Just in time for the 35th anniversary of Roe v. Wade, NARAL Pro-Choice America has released their report Who Decides? that details the state of reproductive rights nationwide. They assign each state a letter grade based on the legal, political, and social factors (such as health coverage for birth control, access to women’s health services, and abortion laws). Not that I find it particularly surprising, but here’s the performance of a few states I take a personal interest in:

  • Michigan . . . . . . . F
  • Massachusetts . . B-
  • Oregon . . . . . . . . A
  • Washington . . . . A+
Yep.
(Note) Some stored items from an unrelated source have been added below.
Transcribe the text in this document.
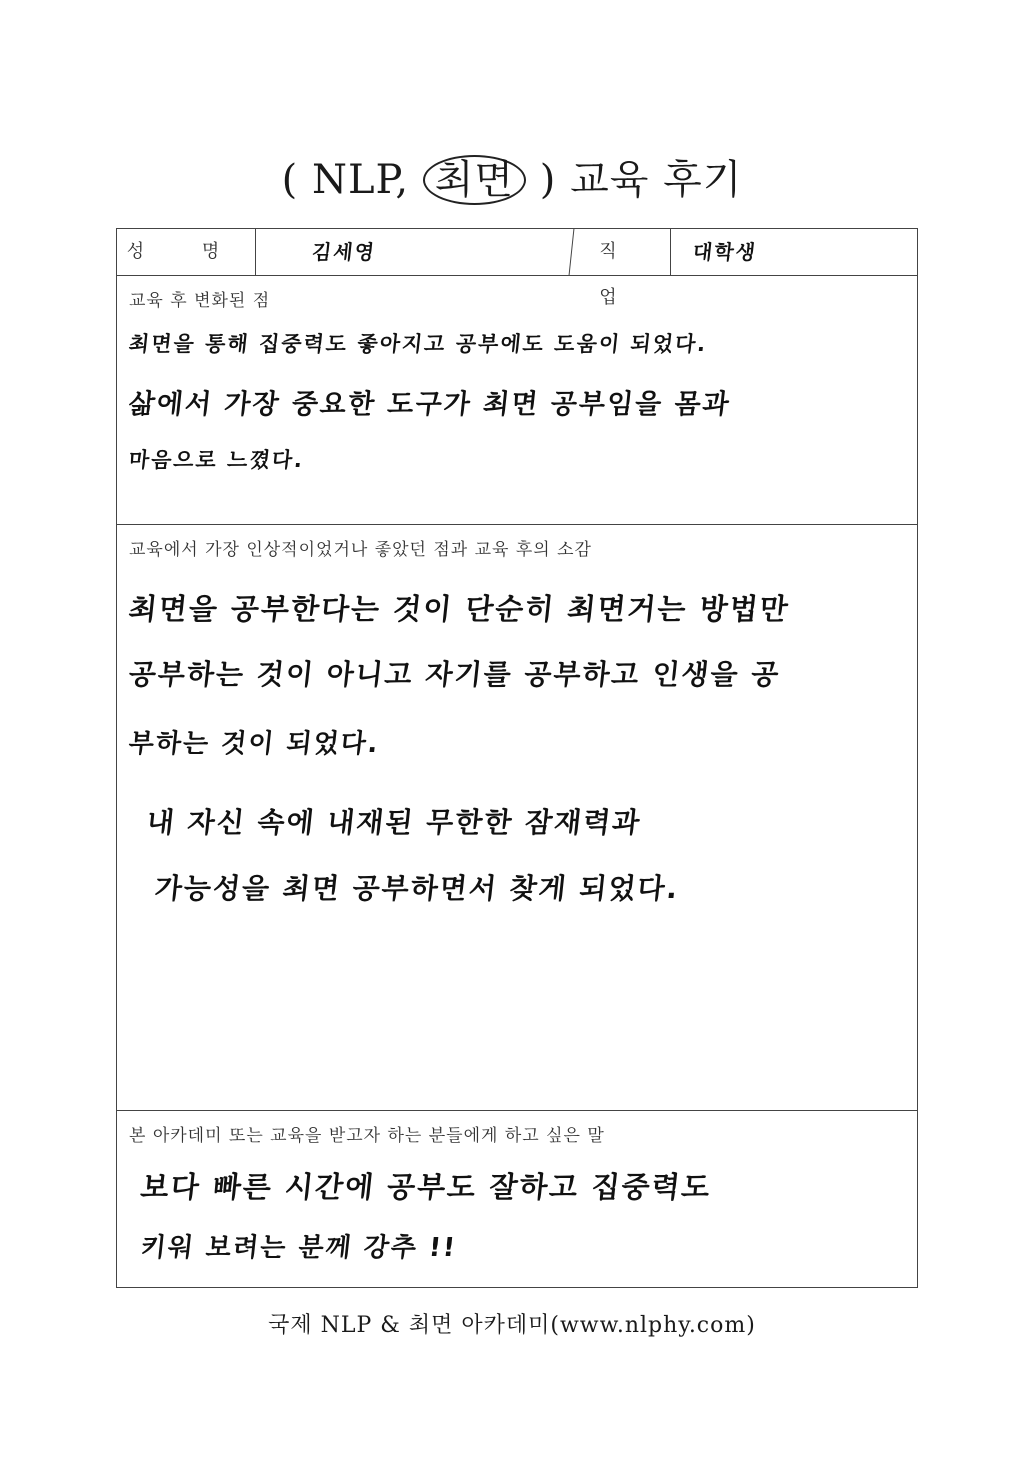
( NLP, 최면 ) 교육 후기
성 명	김세영	직 업
대학생
교육 후 변화된 점
최면을 통해 집중력도 좋아지고 공부에도 도움이 되었다.
삶에서 가장 중요한 도구가 최면 공부임을 몸과
마음으로 느꼈다.
교육에서 가장 인상적이었거나 좋았던 점과 교육 후의 소감
최면을 공부한다는 것이 단순히 최면거는 방법만
공부하는 것이 아니고 자기를 공부하고 인생을 공
부하는 것이 되었다.
내 자신 속에 내재된 무한한 잠재력과
가능성을 최면 공부하면서 찾게 되었다.
본 아카데미 또는 교육을 받고자 하는 분들에게 하고 싶은 말
보다 빠른 시간에 공부도 잘하고 집중력도
키워 보려는 분께 강추 !!
국제 NLP & 최면 아카데미(www.nlphy.com)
There’s a reason why I felt like I was living in hostile territory when I was in West Michigan (and my heart goes out to all of you who are still fighting the good fight). Not that I’ll rule out moving back there someday, but sometimes it’s nice to imagine what it would be like to live in one of those states that got an A. Like when I’m starting a family, or, I don’t know, maybe just being a woman.

And while we’re on the subject of maps and rankings, Mapping Our Rights: Nagivating Discrimination against Women, Men, and Families is another interactive report on human rights in the United States. It was put together by Ipas, the National Gay and Lesbian Task Force, and SisterSong and includes a greater diversity of important factors, such as the right to gay marriage and the legal status of midwifery. The results are thus more complicated, but tell a roughly comparable story. Ranked from 1 (most favorable) to 50 (most hostile) we have:

  • Michigan . . . . . . . 43
  • Massachusetts . . 11
  • Oregon . . . . . . . . 10
  • Washington . . . . . 2
I don’t know what they’re drinking up there in Washington state, but whatever it is, I wish they’d share it with the rest of the nation. I’d say they were just living too close to Canada, but then again so are the Michiganders and that doesn’t seem to have helped.

I think these three happy uteri live in Washington . . .

. . . and thanks to Radical Doula for the head’s up on the NARAL report.